The Characteristics of an "Archetypal" Tragic Hero
Noble Stature: since tragedy involves the "fall" of a tragic hero, one theory is that one must have a lofty position to fall from, or else there is no tragedy (just pathos). Another explanation of this characteristic is that tragedies involving people of stature affect the lives of others. In the case of a king, the tragedy would not only involve the individual and his family, it would also involve the whole society.
Tragic Flaw(Hamartia): the tragic hero must "fall" due to some flaw in his own personality. The most common tragic flaw is hubris (excessive pride). One who tries to attain too much possesses hubris.
Free Choice: while there is often a discussion of the role of fate in the downfall of a tragic hero, there must be an element of choice in order for there to be a true tragedy. The tragic hero falls because he chooses one course of action over another.

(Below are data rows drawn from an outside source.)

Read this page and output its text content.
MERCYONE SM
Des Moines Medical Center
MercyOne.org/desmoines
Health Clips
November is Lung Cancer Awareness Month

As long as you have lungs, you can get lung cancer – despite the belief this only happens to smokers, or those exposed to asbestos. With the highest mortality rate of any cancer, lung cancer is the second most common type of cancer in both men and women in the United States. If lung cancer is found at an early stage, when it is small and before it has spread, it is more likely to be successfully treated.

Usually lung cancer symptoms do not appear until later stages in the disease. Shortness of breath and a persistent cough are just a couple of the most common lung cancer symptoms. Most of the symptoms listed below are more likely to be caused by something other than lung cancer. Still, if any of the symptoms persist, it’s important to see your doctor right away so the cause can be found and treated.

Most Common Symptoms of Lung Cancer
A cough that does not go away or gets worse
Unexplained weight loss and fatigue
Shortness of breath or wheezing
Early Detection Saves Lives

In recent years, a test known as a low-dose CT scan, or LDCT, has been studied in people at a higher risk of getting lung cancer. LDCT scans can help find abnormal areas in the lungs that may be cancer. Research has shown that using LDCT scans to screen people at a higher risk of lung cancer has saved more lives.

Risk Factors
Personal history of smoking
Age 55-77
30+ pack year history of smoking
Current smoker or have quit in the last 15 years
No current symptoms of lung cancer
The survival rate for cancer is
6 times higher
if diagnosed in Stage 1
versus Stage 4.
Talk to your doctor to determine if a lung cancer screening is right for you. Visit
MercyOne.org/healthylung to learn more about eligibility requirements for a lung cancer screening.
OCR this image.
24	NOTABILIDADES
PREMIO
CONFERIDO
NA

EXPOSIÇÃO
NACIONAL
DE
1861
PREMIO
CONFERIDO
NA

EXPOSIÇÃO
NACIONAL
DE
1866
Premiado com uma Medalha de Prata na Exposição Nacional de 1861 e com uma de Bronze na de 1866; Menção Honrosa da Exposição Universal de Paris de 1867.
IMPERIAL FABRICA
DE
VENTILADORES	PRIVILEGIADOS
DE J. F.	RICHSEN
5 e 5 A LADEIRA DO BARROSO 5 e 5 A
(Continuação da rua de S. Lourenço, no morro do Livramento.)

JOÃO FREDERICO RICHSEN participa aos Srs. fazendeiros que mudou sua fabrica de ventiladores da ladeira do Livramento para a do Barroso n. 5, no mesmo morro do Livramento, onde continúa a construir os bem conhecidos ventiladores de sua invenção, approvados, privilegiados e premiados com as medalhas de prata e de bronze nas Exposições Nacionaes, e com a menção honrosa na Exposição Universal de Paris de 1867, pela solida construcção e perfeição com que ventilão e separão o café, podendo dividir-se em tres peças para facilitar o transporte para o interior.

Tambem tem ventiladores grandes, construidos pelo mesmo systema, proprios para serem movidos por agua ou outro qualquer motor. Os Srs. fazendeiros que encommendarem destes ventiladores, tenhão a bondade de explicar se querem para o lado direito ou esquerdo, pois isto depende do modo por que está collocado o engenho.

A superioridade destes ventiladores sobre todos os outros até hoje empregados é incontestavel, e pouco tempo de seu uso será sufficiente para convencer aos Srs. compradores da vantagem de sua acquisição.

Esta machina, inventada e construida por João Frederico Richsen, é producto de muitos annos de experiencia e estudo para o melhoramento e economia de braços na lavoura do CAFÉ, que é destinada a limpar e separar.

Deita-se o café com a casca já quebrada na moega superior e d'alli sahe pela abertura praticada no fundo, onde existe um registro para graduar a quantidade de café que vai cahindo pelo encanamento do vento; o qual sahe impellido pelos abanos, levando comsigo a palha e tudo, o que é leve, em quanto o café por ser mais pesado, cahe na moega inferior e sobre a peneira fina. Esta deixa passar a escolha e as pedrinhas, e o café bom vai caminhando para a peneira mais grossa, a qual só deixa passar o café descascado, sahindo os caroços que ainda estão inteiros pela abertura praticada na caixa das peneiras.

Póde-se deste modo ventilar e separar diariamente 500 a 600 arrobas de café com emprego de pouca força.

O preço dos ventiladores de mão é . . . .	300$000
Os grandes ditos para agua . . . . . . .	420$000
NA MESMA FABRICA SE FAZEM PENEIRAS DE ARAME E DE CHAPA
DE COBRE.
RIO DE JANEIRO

The Punishment Exceeds the Crime: the audience must not be left feeling that the tragic hero got what he deserved. Part of what makes the action "tragic" is to witness the injustice of what has occurred to the tragic hero.
Hero has Increased Awareness: it is crucial that the tragic hero come to some sort of an understanding of what went wrong or of what was really going on before he comes to his end.
Produces Catharsis in Audience: catharsis is a feeling of "emotional purgation" that an audience feels after witnessing the plight of a tragic hero: we feel emotionally drained, but exultant.